Usacomp2k3 wrote:What typical use pattern would reflect that many sustained random writes?
I'm pretty sure I've hit it at least 4 different ways (so far):
1. Rsyncing the contents of my old file server to my new one. Lots of small random writes to update file system meta-data.
2. Recursive MD5 hash of a large directory tree. With default mount options, Linux ext4 will update the "last accessed" time of a file if the previous time it was touched was more than a day ago. So something which you'd naively expect to be a read-only operation actually generates a bunch of small random writes (again to update file system meta-data). Solution is to specify the "noatime" option when mounting, which does not update access time meta-data if the file is only read from.
3. Indexing service.
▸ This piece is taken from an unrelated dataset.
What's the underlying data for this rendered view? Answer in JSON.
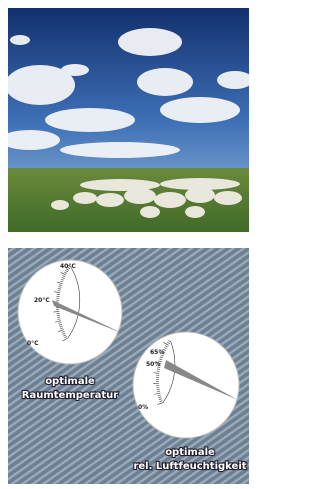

This was actually how my new server reminded me that I'd forgotten to nuke the indexing tool (mlocate) that Ubuntu installs by default. Indexer tripped over the same issue as #2 as it swept through the file system overnight.
4. Disk formatting. By default, Linux ext4 uses what's called "lazy itable init", which means that when you format a new disk it only initializes the bare minimum of data structures to allow the file system to be mounted. The rest of the initialization is done in the background by a low priority thread after the file system is mounted, or as needed if the file system gets a lot of data written to it shortly after being mounted. This allows initial formatting of a new file system to complete in just a few seconds, and is generally a good thing since it allows you to mount and use the file system immediately. Problem is, the writes generated by the background initialization are small enough and come in to the drive slowly enough that you may get into a situation where each one gets flushed to the media individually, with each one triggering a SMR read-modify-write cycle. If you're trying to access the drive while the background init completes (which can take several days!), you'll see highly variable throughput and long pauses where no data at all is being transferred. Disabling the "lazy itable init" feature during formatting seems to eliminate this issue, with the entire disk being initialized and ready to use in under 15 minutes. (So you have to wait a little longer to be able to mount the new file system, but in return you don't need to suffer through several days of
crappy even crappier performance while the background initialization completes.)
So basically, these drives are just really sensitive to anything that does non-sequential writes for a non-trivial amount of time. We're talking orders of magnitude performance degradation if you hit one of the bad use cases. And if it is thrashing around doing a lot of SMR read-modify-write cycles, read performance is going to suck too because the OS's I/O queue to the drive gets all backed up, and the drive can't service incoming read requests in a timely manner if it is spending most of its time rewriting SMR bands.